We quickly took to work, pitched our tents and soon had a healthy fire blazing between the trees. With our camp assembled, we discussed hiking to the falls, but opted to save this for the following day with Lachlan’s arrival. We did, however, witness a few groups of day hikers sporadically heading in that direction on the east shoreline – a friendly solo hiker with her dog, following our footsteps, even passed through our camp.

After some brief forays along the shore and into the surrounding forest, we ultimately spent the remainder of the afternoon and evening cooking food, chatting and tending to camp chores. As we settled in for the night we heard the playful pack of coyotes yelping and yapping atop the ridge above our tents – confirmation that they had not moved far.

Late the following morning, while cutting wood, I spotted a dark figure trudging through the snow a couple of hundred metres to our south and immediately identified it as Lachlan.  Kevin and I walked out to greet him and discussed our plans for the day. 

Though the falls were only about a kilometre north of our site, it was separated from us by an expansive bay. Our confidence in the stability of the ice along the shore did not extend to the open bay and so we decided to follow the tracks of other hikers along the perimeter of the water. While this added some time to the trip, it was an easy hike and we soon arrived at the falls.

High Falls is a delightful cascading falls that culminates in a large slide where a broad veneer of water rushes over a large, solitary slab of rock. Interestingly, during our visit, parts of the top of the falls were entirely bridged over by snow, creating the illusion that the river could be safely crossed just before its brink.

We spent a good portion of time watching the falls and snapping pictures and –without lamenting our current camp location – agreed that we would likely stay here on our next visit.

It is perhaps worth noting that Petroglyphs Provincial Park abuts this area of crown land and lies approximately five kilometres to the east of the falls. Petroglyphs is a day-use park that houses Ontario’s largest collection of indigenous rock carvings. The carvings are believed to be approximately 1,000 years old of Algonquin or Iroquois origin.
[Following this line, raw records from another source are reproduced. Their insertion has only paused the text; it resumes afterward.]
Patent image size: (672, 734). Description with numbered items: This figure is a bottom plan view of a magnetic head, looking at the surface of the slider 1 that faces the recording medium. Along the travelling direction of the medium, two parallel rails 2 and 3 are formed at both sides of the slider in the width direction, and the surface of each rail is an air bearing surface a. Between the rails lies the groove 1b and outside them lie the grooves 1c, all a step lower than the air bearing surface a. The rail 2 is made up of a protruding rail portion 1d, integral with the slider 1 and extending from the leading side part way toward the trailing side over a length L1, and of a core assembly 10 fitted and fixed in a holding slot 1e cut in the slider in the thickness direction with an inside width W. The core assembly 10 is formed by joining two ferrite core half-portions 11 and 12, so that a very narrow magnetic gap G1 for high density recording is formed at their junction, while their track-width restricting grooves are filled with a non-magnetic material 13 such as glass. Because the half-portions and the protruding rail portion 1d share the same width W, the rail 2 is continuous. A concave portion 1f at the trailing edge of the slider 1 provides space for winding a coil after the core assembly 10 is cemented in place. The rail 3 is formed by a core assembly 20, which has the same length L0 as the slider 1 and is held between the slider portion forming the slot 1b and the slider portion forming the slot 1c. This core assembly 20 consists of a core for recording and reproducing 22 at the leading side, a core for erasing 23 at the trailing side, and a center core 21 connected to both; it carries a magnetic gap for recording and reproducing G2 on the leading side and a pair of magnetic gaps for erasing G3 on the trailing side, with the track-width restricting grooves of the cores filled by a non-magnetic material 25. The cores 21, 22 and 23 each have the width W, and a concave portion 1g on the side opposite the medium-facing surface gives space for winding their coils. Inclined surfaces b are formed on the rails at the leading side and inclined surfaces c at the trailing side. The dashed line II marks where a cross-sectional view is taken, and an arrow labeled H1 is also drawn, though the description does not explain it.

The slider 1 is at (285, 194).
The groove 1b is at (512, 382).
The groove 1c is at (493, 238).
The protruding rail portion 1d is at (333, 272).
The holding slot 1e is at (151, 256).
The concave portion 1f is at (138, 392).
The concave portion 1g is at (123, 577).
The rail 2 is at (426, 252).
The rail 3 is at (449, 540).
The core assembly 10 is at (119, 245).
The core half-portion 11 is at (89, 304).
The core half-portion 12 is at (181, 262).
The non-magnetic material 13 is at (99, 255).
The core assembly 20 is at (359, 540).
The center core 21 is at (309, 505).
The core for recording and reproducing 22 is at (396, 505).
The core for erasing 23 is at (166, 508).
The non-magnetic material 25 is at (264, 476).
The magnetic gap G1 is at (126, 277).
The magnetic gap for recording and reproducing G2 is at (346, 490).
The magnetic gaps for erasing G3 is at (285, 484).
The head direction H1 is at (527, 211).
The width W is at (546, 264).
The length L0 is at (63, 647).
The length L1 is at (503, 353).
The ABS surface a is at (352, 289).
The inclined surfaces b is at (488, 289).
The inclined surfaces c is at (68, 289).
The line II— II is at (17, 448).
In the past, an established trail connected High Falls directly to Petroglyphs Park. Unfortunately, the trail is no longer maintained and is difficult to find, if it still exists at all.

By the time we returned to our campsite, dusk had begun to encroach. We built up our fire once more as a cold breeze swirled. Being that the horizon, from our present vantage, was obscured by the ridges that rose above our site, I decided on a whim to dash back out to the east shore of the bay on my snowshoes to catch the setting sun. Though the colours of this sundown were not pervasive across the horizon, the clouds to the west were like floating ghosts of pink and orange, exuding a wonderful ever-changing spectrum of colour, which was diffused off the snow, illuminating even the darkest recesses of the forest. 

Witnessing the sun set over a lonely, frozen, snow encrusted lake or river in the chill of winter has long been one of my favourite wilderness experiences. There is something endlessly calming and beguiling about our primary source of heat and light, and life, building up to a great crescendo – the pinnacle of its glory – before suddenly fading beyond the farthest trees and leaving behind a cold and silent world; one that is starkly different, but no less enchanting. 

As I walked back to camp, stars began to twinkle in the twilight, and I felt glad to be back in the woods once more.